Member countries have destroyed more than 500 training bases for armed militants and arrested some 2,000 members of “international terrorist organisations” between 2013 and 2017, it said.
China says it faces a threat from Islamist militants in its far western region of Xinjiang, where hundreds have been killed in unrest in recent years.
China has long found a sympathetic audience from Russia and Central Asian countries for its security crackdown, although Western nations have expressed concern about rights abuses, charges China denies.
The Saturday-Sunday summit in the northern Chinese port city of Qingdao comes ahead of a historic planned meeting next week between North Korean leader Kim Jong Un and US President Donald Trump in Singapore.
Kremlin foreign policy aide Yuri Ushakov told reporters this week the Korean peninsula would be discussed between Putin and Chinese President Xi Jinping, who meet first in Beijing on Friday, although he gave no details.
The attendance of Iranian President Hassan Rouhani also offers China and Russia an opportunity to reaffirm their commitment to the Iran nuclear deal.

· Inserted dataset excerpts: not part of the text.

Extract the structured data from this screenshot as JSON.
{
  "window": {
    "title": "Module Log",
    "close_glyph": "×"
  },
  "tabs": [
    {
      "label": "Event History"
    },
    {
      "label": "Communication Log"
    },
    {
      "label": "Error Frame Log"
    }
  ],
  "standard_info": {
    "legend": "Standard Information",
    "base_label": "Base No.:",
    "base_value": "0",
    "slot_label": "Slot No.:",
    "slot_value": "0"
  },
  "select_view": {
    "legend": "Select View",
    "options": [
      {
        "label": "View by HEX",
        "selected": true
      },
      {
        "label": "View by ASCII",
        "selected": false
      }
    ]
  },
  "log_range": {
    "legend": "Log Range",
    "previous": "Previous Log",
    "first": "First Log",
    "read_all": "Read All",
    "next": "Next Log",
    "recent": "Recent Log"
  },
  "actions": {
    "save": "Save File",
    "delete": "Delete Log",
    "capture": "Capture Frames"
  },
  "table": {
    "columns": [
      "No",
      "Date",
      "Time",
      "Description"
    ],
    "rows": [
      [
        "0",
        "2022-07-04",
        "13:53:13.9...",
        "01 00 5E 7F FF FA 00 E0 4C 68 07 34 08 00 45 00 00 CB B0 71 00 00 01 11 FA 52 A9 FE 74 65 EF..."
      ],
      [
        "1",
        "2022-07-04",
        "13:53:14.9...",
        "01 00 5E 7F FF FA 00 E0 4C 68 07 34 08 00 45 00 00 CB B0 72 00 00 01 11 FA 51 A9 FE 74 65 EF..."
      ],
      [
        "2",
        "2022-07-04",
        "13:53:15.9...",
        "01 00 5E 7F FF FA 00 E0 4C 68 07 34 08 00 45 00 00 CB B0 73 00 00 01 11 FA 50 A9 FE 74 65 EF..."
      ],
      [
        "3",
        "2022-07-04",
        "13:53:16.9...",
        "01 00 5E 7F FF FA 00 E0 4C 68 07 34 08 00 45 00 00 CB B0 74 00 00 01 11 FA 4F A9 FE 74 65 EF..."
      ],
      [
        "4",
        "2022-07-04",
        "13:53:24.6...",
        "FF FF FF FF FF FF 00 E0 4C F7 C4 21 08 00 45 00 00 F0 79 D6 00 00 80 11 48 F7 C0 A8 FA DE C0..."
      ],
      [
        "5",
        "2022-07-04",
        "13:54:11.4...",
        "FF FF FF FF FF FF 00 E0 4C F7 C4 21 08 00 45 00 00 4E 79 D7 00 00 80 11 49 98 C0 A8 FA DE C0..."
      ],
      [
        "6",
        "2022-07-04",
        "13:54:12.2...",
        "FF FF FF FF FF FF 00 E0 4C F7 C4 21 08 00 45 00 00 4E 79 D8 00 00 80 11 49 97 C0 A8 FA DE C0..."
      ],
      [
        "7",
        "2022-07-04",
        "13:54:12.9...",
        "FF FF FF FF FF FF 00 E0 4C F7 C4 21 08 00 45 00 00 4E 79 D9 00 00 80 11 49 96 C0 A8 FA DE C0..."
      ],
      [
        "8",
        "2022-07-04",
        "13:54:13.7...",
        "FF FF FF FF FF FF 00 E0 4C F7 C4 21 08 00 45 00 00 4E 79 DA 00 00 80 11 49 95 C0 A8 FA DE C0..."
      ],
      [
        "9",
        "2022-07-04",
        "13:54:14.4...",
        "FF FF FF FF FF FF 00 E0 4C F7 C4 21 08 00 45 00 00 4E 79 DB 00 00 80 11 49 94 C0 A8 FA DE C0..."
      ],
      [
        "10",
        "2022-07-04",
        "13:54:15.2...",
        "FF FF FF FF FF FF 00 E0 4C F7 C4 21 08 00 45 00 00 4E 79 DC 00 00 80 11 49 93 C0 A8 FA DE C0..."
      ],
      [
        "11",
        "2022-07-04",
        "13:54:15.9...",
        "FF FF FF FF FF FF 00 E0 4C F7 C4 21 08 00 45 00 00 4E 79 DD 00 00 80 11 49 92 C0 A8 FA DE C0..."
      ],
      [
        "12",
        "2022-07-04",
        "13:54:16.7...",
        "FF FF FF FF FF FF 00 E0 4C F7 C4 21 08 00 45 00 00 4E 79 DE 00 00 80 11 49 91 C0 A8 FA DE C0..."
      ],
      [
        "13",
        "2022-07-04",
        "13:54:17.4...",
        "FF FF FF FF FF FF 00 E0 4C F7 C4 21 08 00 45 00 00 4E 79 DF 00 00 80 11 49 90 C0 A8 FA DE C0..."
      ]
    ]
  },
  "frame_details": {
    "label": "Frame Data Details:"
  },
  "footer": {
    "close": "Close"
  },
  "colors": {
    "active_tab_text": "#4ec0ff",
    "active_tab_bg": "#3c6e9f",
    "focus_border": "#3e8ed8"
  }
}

Trump withdrew the United States from the 2015 deal last month.
However, Chinese Foreign Ministry spokeswoman Hua Chunying said they did not want Iran overshadowing the summit. “We hope all parties focus on the theme of the summit,” she said.
Serious disagreement among members remains, even if it is usually hidden from view behind diplomatic language on which everyone can agree, such as what China calls the “three evil forces of terrorism, separatism and extremism”.
India and Pakistan remain deeply suspicious of each other, and China has long held off from strong public backing for Russia over Ukraine.
“The traditional hostility between India and Pakistan could affect the efficiency of the SCO’s decision-making process,” Sun Zhuangzhi, head of the SCO Research Centre affiliated to the Chinese Academy of Social Sciences, wrote in the official China Daily.